Quando Marília lembrava os nomes de cada garoto que crescera na rua, além de refrescar a memória de Lucca, fazia Cíntia se impressionar com o cérebro tão bom da tricoteira, que lembrava de fatos curiosos.
Ela mencionou o dia em que Juauzinho, um dos meninos que brincava com Lucca quando este era bem pequeno, enfiou o pé dentro do esgoto que estava aberto bem na frente de sua casa, numa corrida atrás de uma bola de futebol. Também mencionou a noite em que Cíntia berrava e chorava atrás de um balão rosa "que lembrava chiclete", com olhos esbugalhados e com glitter, que para ela era maravilhoso!
Sabrina já tinha se dispersado novamente, mas Lucca manteve-se atencioso. Ele observava o modo como Marília tricotava, observava a agulha passando por dentro dos buracos e o movimento que ela fazia. Dispersou-se depois também, com palavras sem significado passando por sua mente, deixando o som ambiente da conversa com Marília abafado e irrelevante.

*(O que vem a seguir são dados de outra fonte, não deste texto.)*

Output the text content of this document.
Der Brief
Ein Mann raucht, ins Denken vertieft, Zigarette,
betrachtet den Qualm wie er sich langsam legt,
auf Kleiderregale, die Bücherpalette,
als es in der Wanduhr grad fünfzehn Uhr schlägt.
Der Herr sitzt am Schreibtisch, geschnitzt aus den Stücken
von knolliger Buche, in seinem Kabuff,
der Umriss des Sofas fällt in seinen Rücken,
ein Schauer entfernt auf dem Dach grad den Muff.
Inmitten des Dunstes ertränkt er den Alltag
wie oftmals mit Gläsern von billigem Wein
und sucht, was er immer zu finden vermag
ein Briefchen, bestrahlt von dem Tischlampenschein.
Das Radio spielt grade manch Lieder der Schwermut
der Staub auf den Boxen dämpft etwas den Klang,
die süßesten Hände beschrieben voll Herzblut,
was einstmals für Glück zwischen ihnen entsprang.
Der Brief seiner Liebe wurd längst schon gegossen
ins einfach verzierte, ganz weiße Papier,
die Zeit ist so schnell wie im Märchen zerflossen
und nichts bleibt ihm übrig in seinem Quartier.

— Já não me escutam mais. — Marília falou com uma voz tristonha. Percebeu que Sabrina e Lucca não estavam mais presentes em ouvidos. Cíntia, um pouco irritada, foi para a cozinha. Ela já sabia que Marília daria um xilique. — Como querem que eu acredite que não estou envelhecendo?! Lucca e Sabrina não se interessam mais pelos meus assuntos e lembranças. — Largou a lã e a agulha na cadeira e foi em direção à janela, para arejar um pouco a mente.
Ali, disse para os ventos que estava muito preocupada com Lúcio e que, ontem mesmo, ele teria dito para ela que os dois ficariam juntos para toda a eternidade. Cíntia, achando a fala do enfermo muito bonita, se aproximou de Marília e a acalentou.
— Onde você acha que ele está?
— No trabalho, oras! Mas já tem muito tempo que não o vejo. O relógio quebrou, Cíntia?
— Ele deve ter pegado um grande trânsito.
— Ele não tem telefone? Lúcio ainda sabe usar um, já é um homem feito, no auge de seus trinta anos!
— Deve saber sim. — E deu um beijo na testa da tricoteira.
Marília retornou para a sala e se sentou, observando os dois jovens. Sabrina começou a se maquiar, e Marília se empolgou para fazer o mesmo. As duas pegaram batons, maquiagens, bases e começaram a brincar com as cores e tonalidades. Algumas músicas foram tocadas, Lucca até cantou, mas Cíntia permaneceu calada e preocupada. Para não corromper o ritmo de felicidade que temporariamente havia se instaurado naquele lugar, foi para a cozinha e lá se lamentou. Pensava a todo momento em Lúcio e acreditava, infelizmente, que o homem poderia não retornar mais do hospital.
Quando Sabrina terminou de maquiar a mulher, mostrou a ela como ficara no espelho, e isso causou certo espanto.
— Eu estou velha! Eu disse. — Marília se assustou com suas rugas e pele flácida. Seus cabelos brancos eram o reflexo das memórias antigas que contara naquela reunião noturna, histórias com cerca de vinte ou vinte e cinco anos, algumas irreais, criadas pela sua própria mente. — Cadê Lúcio?! — perguntou pelo esposo, que estava internado há dias devido a uma queda dentro de sua própria casa, após escorregar enquanto passava pano no piso. Junto com algumas partes de seu corpo, Lúcio quebrou a esperança que Cíntia, filha de Marília, tinha de um dia ver os dois juntos novamente. O idoso tinha problemas de saúde quase infinitos.
— Vó, por favor. Esqueça isso. Lembre-se de que você... — falou Sabrina, que depois entrou em um silêncio de minutos e voltou a falar sussurrando, perto do ouvido da avó. — Está linda.
Na noite anterior, esta cena já existiu. E amanhã, ela viverá tudo de novo.